![Carrot Muffins](https://delightedbydesserts.com/wp-content/uploads/2024/02/Carrot-Muffins-720x720.jpg)
Carrot Muffins
Ingredients
- 1/2 cup mild Olive Oil or canola oil (120ml)
- 1 cup brown sugar (220g)
- 2 large eggs (112g)
- 1/2 cup plain yogurt (120g)
- 1/2 cup milk (120ml)
- 1 tablespoon vanilla extract (15ml)
- 1 1/2 cups grated carrot
- 2 cups all-purpose flour (280g)
- 1 tablespoon baking powder
- 2 tablespoons ground cinnamon
- 1 cup raisins, dried cranberries, or chopped nuts
Instructions
- Preheat your oven to 350°F (175°C) and line a muffin tin with paper liners.
- In a large mixing bowl, whisk together the olive oil and brown sugar until well combined.
- Add the eggs one at a time, beating well after each addition.
- Mix in the yogurt, milk, and vanilla extract until smooth.
- Stir in the grated carrot until evenly distributed.
- In a separate bowl, sift together the flour, baking powder, and ground cinnamon.
- Gradually add the dry ingredients to the wet ingredients, stirring until just combined. Be careful not to overmix.
- Gently fold in the raisins, dried cranberries, or nuts until evenly distributed throughout the batter.
- Spoon the batter into the prepared muffin tin, filling each cup about 2/3 full.

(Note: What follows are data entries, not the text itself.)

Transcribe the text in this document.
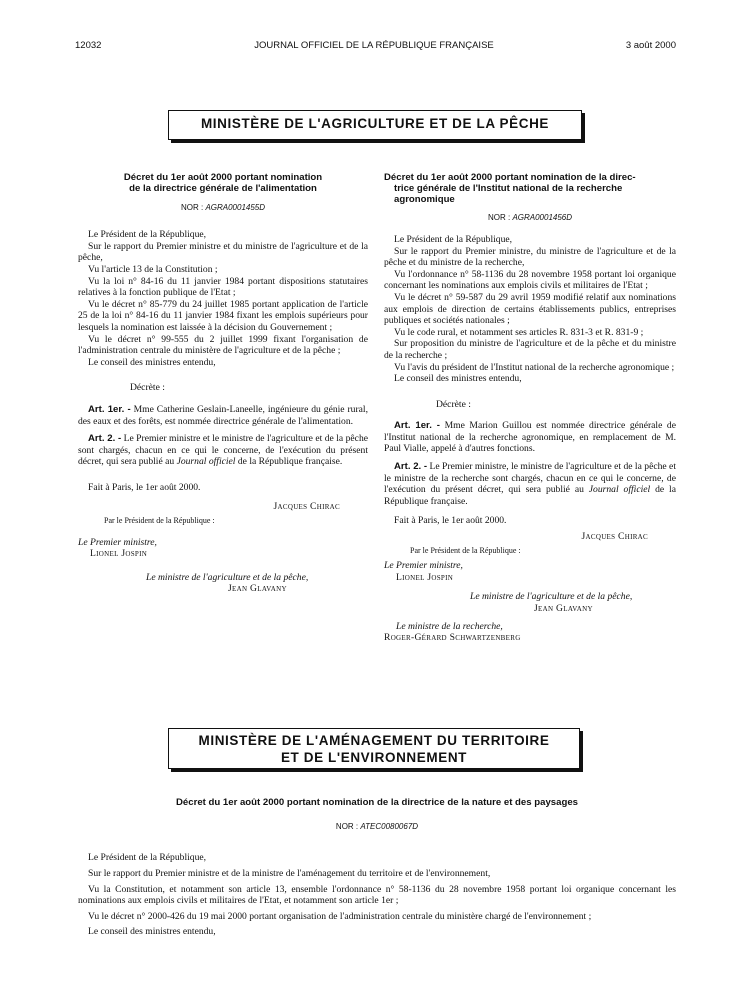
12032	JOURNAL OFFICIEL DE LA RÉPUBLIQUE FRANÇAISE	3 août 2000
MINISTÈRE DE L'AGRICULTURE ET DE LA PÊCHE
Décret du 1er août 2000 portant nomination
de la directrice générale de l'alimentation
NOR : AGRA0001455D

Le Président de la République,

Sur le rapport du Premier ministre et du ministre de l'agriculture et de la pêche,

Vu l'article 13 de la Constitution ;

Vu la loi n° 84-16 du 11 janvier 1984 portant dispositions statutaires relatives à la fonction publique de l'Etat ;

Vu le décret n° 85-779 du 24 juillet 1985 portant application de l'article 25 de la loi n° 84-16 du 11 janvier 1984 fixant les emplois supérieurs pour lesquels la nomination est laissée à la décision du Gouvernement ;

Vu le décret n° 99-555 du 2 juillet 1999 fixant l'organisation de l'administration centrale du ministère de l'agriculture et de la pêche ;

Le conseil des ministres entendu,

Décrète :

Art. 1er. - Mme Catherine Geslain-Laneelle, ingénieure du génie rural, des eaux et des forêts, est nommée directrice générale de l'alimentation.

Art. 2. - Le Premier ministre et le ministre de l'agriculture et de la pêche sont chargés, chacun en ce qui le concerne, de l'exécution du présent décret, qui sera publié au Journal officiel de la République française.

Fait à Paris, le 1er août 2000.

Jacques Chirac
Par le Président de la République :
Le Premier ministre,
Lionel Jospin
Le ministre de l'agriculture et de la pêche,
Jean Glavany
Décret du 1er août 2000 portant nomination de la direc-
trice générale de l'Institut national de la recherche
agronomique
NOR : AGRA0001456D

Le Président de la République,

Sur le rapport du Premier ministre, du ministre de l'agriculture et de la pêche et du ministre de la recherche,

Vu l'ordonnance n° 58-1136 du 28 novembre 1958 portant loi organique concernant les nominations aux emplois civils et militaires de l'Etat ;

Vu le décret n° 59-587 du 29 avril 1959 modifié relatif aux nominations aux emplois de direction de certains établissements publics, entreprises publiques et sociétés nationales ;

Vu le code rural, et notamment ses articles R. 831-3 et R. 831-9 ;

Sur proposition du ministre de l'agriculture et de la pêche et du ministre de la recherche ;

Vu l'avis du président de l'Institut national de la recherche agronomique ;

Le conseil des ministres entendu,

Décrète :

Art. 1er. - Mme Marion Guillou est nommée directrice générale de l'Institut national de la recherche agronomique, en remplacement de M. Paul Vialle, appelé à d'autres fonctions.

Art. 2. - Le Premier ministre, le ministre de l'agriculture et de la pêche et le ministre de la recherche sont chargés, chacun en ce qui le concerne, de l'exécution du présent décret, qui sera publié au Journal officiel de la République française.

Fait à Paris, le 1er août 2000.

Jacques Chirac
Par le Président de la République :
Le Premier ministre,
Lionel Jospin
Le ministre de l'agriculture et de la pêche,
Jean Glavany
Le ministre de la recherche,
Roger-Gérard Schwartzenberg
MINISTÈRE DE L'AMÉNAGEMENT DU TERRITOIRE
ET DE L'ENVIRONNEMENT
Décret du 1er août 2000 portant nomination de la directrice de la nature et des paysages
NOR : ATEC0080067D

Le Président de la République,

Sur le rapport du Premier ministre et de la ministre de l'aménagement du territoire et de l'environnement,

Vu la Constitution, et notamment son article 13, ensemble l'ordonnance n° 58-1136 du 28 novembre 1958 portant loi organique concernant les nominations aux emplois civils et militaires de l'Etat, et notamment son article 1er ;

Vu le décret n° 2000-426 du 19 mai 2000 portant organisation de l'administration centrale du ministère chargé de l'environnement ;

Le conseil des ministres entendu,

- Bake for 18-20 minutes, or until a toothpick inserted into the center of a muffin comes out clean.
- Allow the muffins to cool in the tin for a few minutes before transferring them to a wire rack to cool completely.
- Serve and enjoy these delicious carrot muffins as a delightful snack or breakfast treat!